Kaiser in California has been able to get mandatory arbitration for non-emergency or elective treatment. However, even these contracts are not fool-proof and can end up in tort.
If a system similar to worker's comp is utilized, and it is based on no-fault bad outcome situations, the costs are likely to skyrocket. First of all, we know that state worker's comp administrative law systems are pristine and completely void of any politics or double dealing (wink, wink, chuckle, chuckle, nod nod).
And so now, based on contract, anyone with a bad outcome will have a new entitlement for compensation. It is estimated that about 7% of bad outcomes get filed as med mal cases today. So assume 50% of the bad outcomes get filed in the new administrative system. How is that going to save costs? What if it is 90% of the bad outcomes?

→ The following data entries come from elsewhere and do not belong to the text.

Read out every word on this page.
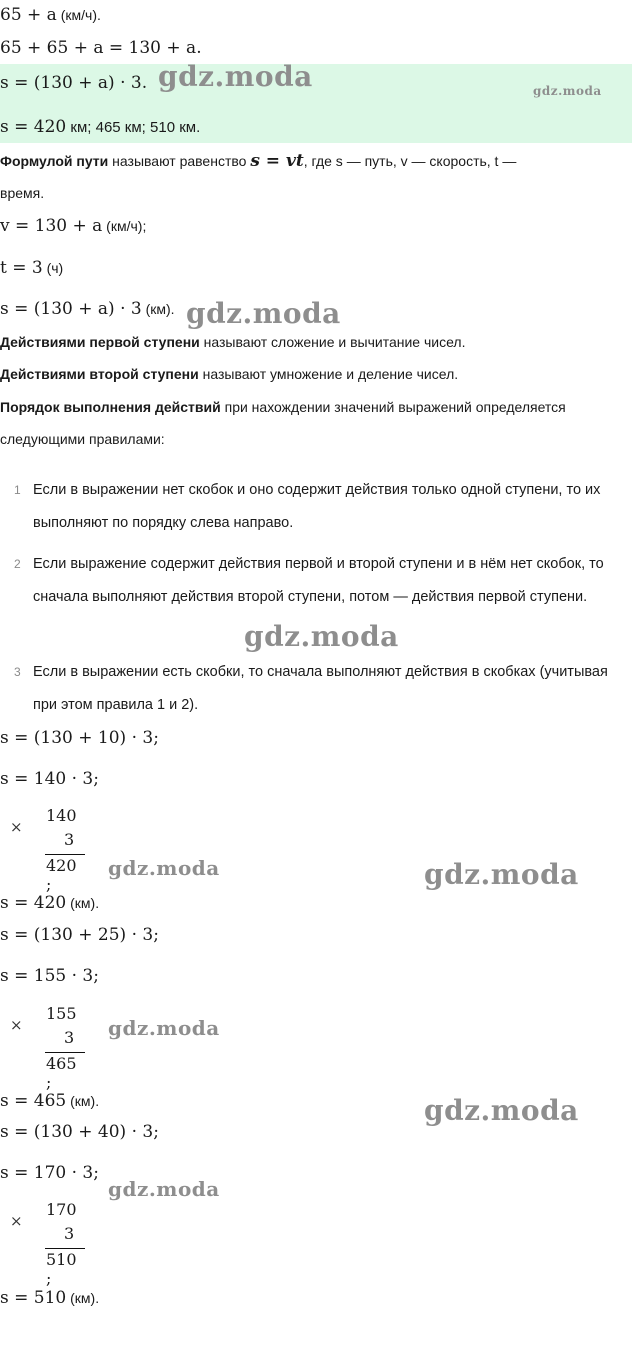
65 + a (км/ч).
65 + 65 + a = 130 + a.
s = (130 + a) · 3.
s = 420 км; 465 км; 510 км.
Формулой пути называют равенство s = vt, где s — путь, v — скорость, t —
время.
v = 130 + a (км/ч);
t = 3 (ч)
s = (130 + a) · 3 (км).
Действиями первой ступени называют сложение и вычитание чисел.
Действиями второй ступени называют умножение и деление чисел.
Порядок выполнения действий при нахождении значений выражений определяется следующими правилами:
1 Если в выражении нет скобок и оно содержит действия только одной ступени, то их выполняют по порядку слева направо.
2 Если выражение содержит действия первой и второй ступени и в нём нет скобок, то сначала выполняют действия второй ступени, потом — действия первой ступени.
3 Если в выражении есть скобки, то сначала выполняют действия в скобках (учитывая при этом правила 1 и 2).
s = (130 + 10) · 3;
s = 140 · 3;
×
140
3
420 ;
s = 420 (км).
s = (130 + 25) · 3;
s = 155 · 3;
×
155
3
465 ;
s = 465 (км).
s = (130 + 40) · 3;
s = 170 · 3;
×
170
3
510 ;
s = 510 (км).
gdz.moda	gdz.moda
gdz.moda
gdz.moda
gdz.moda	gdz.moda
gdz.moda
gdz.moda
gdz.moda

Who's going to buy the contract? Medicaid patients and the working poor can't even buy a medical insurance contract. And social justice would demand that all people be treated the same, no matter how wealthy or poor they might be. So state funds could be funneled into insurance companies to provide coverage for those who can't afford it. That sounds like a real humdinger of a deal. Or the state could just mitigate the losses of the insurance companies above a certain amount like they do with worker's comp in some states.
So how do we prove the patient had a disabling bad outcome? We would do that with expert testimony. Oops. Sounds like we right back in the same old tort system.